純水中に陽イオン界面活性剤(ベンジルジメチルテトラデシルアンモニウムクロリド、濃度1g/L)と黒鉛粒子(濃度40g/L、伊藤黒鉛工業(株)製、AGB-5、平均粒径5μm)を添加して撹拌した水溶液に、陽極としてSUS304板、陰極としてNiめっき付き銅板を挿入して20Vで30秒間電解し、黒鉛粒子を陰極上に堆積させた。
次いで、流水で洗浄した後、80℃の無電解NiPめっき液(低リンタイプ)に30分間浸漬することで無電解めっき反応により、黒鉛粒子間隙をNiP合金で充填させた。

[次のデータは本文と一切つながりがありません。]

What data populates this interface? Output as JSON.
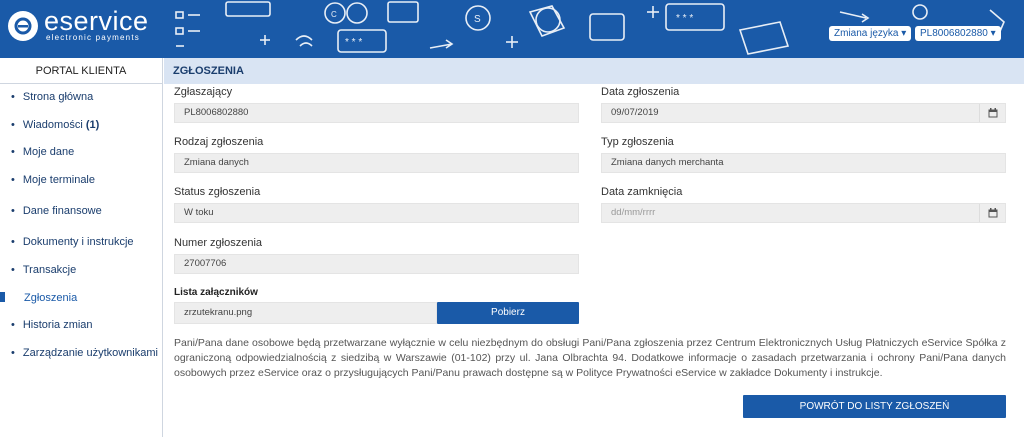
{
  "header": {
    "logo_main": "eservice",
    "logo_sub": "electronic payments",
    "language_label": "Zmiana języka",
    "account_label": "PL8006802880"
  },
  "sidebar": {
    "title": "PORTAL KLIENTA",
    "items": [
      {
        "label": "Strona główna"
      },
      {
        "label": "Wiadomości",
        "count": "(1)"
      },
      {
        "label": "Moje dane"
      },
      {
        "label": "Moje terminale"
      },
      {
        "label": "Dane finansowe"
      },
      {
        "label": "Dokumenty i instrukcje"
      },
      {
        "label": "Transakcje"
      },
      {
        "label": "Zgłoszenia"
      },
      {
        "label": "Historia zmian"
      },
      {
        "label": "Zarządzanie użytkownikami"
      }
    ]
  },
  "main": {
    "section_title": "ZGŁOSZENIA",
    "fields": {
      "reporter_label": "Zgłaszający",
      "reporter_value": "PL8006802880",
      "date_label": "Data zgłoszenia",
      "date_value": "09/07/2019",
      "kind_label": "Rodzaj zgłoszenia",
      "kind_value": "Zmiana danych",
      "type_label": "Typ zgłoszenia",
      "type_value": "Zmiana danych merchanta",
      "status_label": "Status zgłoszenia",
      "status_value": "W toku",
      "close_label": "Data zamknięcia",
      "close_placeholder": "dd/mm/rrrr",
      "number_label": "Numer zgłoszenia",
      "number_value": "27007706"
    },
    "attachments_title": "Lista załączników",
    "attachment_name": "zrzutekranu.png",
    "download_label": "Pobierz",
    "info_text": "Pani/Pana dane osobowe będą przetwarzane wyłącznie w celu niezbędnym do obsługi Pani/Pana zgłoszenia przez Centrum Elektronicznych Usług Płatniczych eService Spółka z ograniczoną odpowiedzialnością z siedzibą w Warszawie (01-102) przy ul. Jana Olbrachta 94. Dodatkowe informacje o zasadach przetwarzania i ochrony Pani/Pana danych osobowych przez eService oraz o przysługujących Pani/Panu prawach dostępne są w Polityce Prywatności eService w zakładce Dokumenty i instrukcje.",
    "back_label": "POWRÓT DO LISTY ZGŁOSZEŃ"
  },
  "colors": {
    "brand": "#1a5aa8",
    "section_bg": "#d9e4f3"
  }
}
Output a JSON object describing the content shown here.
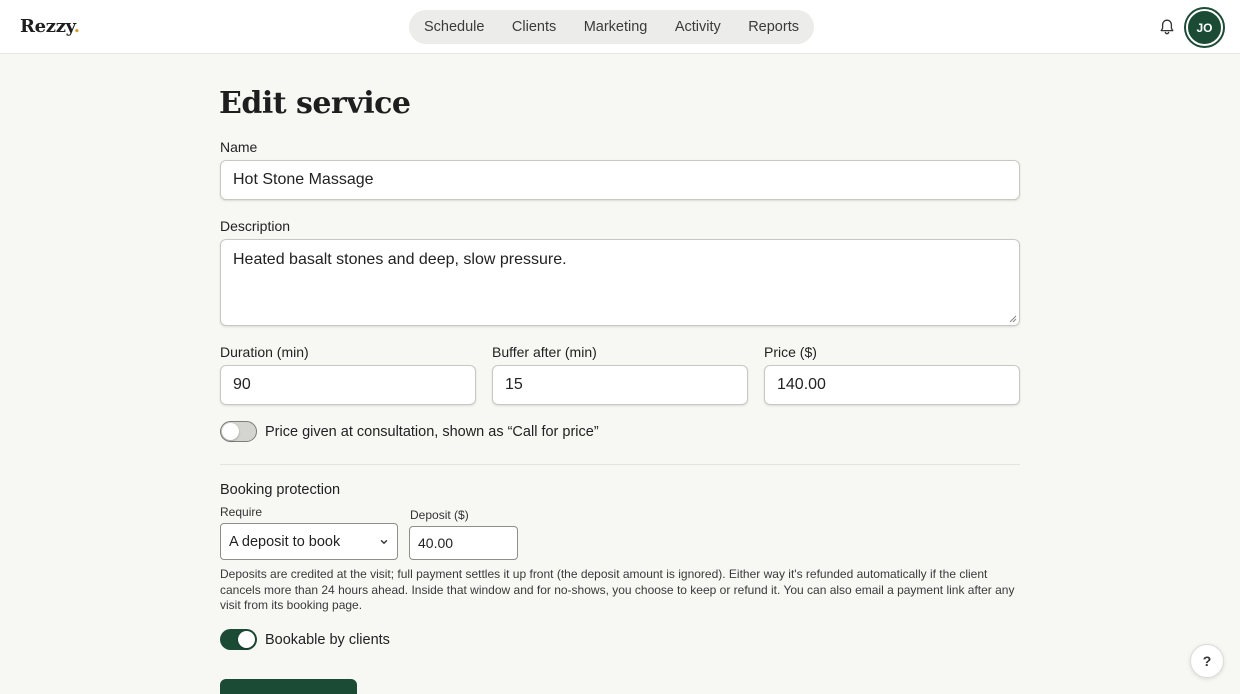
{
  "app": {
    "logo": "Rezzy",
    "logo_dot": "."
  },
  "nav": {
    "items": [
      {
        "label": "Schedule"
      },
      {
        "label": "Clients"
      },
      {
        "label": "Marketing"
      },
      {
        "label": "Activity"
      },
      {
        "label": "Reports"
      }
    ]
  },
  "user": {
    "initials": "JO"
  },
  "page": {
    "title": "Edit service"
  },
  "form": {
    "name_label": "Name",
    "name_value": "Hot Stone Massage",
    "description_label": "Description",
    "description_value": "Heated basalt stones and deep, slow pressure.",
    "duration_label": "Duration (min)",
    "duration_value": "90",
    "buffer_label": "Buffer after (min)",
    "buffer_value": "15",
    "price_label": "Price ($)",
    "price_value": "140.00",
    "consultation_toggle_label": "Price given at consultation, shown as “Call for price”",
    "consultation_toggle_on": false
  },
  "booking_protection": {
    "title": "Booking protection",
    "require_label": "Require",
    "require_value": "A deposit to book",
    "deposit_label": "Deposit ($)",
    "deposit_value": "40.00",
    "help_text": "Deposits are credited at the visit; full payment settles it up front (the deposit amount is ignored). Either way it's refunded automatically if the client cancels more than 24 hours ahead. Inside that window and for no-shows, you choose to keep or refund it. You can also email a payment link after any visit from its booking page."
  },
  "bookable": {
    "label": "Bookable by clients",
    "on": true
  },
  "help_button": {
    "label": "?"
  },
  "colors": {
    "accent": "#1b4a35",
    "logo_dot": "#d8a02c",
    "background": "#f7f7f4"
  },
  "icons": {
    "notifications": "bell-icon",
    "select_chevron": "chevron-down-icon"
  }
}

無電解NiPめっき液は、低リンタイプの無電解ニッケルめっき液(奥野製薬工業製、トップニコロンLPH-LF)をpH4.0に調整して用いた。
次いで、粒子間隙を充填されていない余分な黒鉛粒子を刷毛で除去し、黒鉛複合無電解NiP合金めっき膜(複合ニッケルめっき膜)を有する供試体を得た。黒鉛複合無電解NiP合金めっき膜の膜厚は2μmであり、黒鉛複合無電解NiP合金めっき膜中のP濃度は6.2wt%であった。
【0070】
図3に、走査型電子顕微鏡(株式会社日本電子製JSM-7001F)により実施例1で得られた供試体の断面を観察した断面SEM画像を示す。
【0071】
(実施例2)
厚み1mmの銅板(30mm×40mm)上にワット浴を用いて下地処理としてNiめっきを施し、Niめっき付き銅板を作製した。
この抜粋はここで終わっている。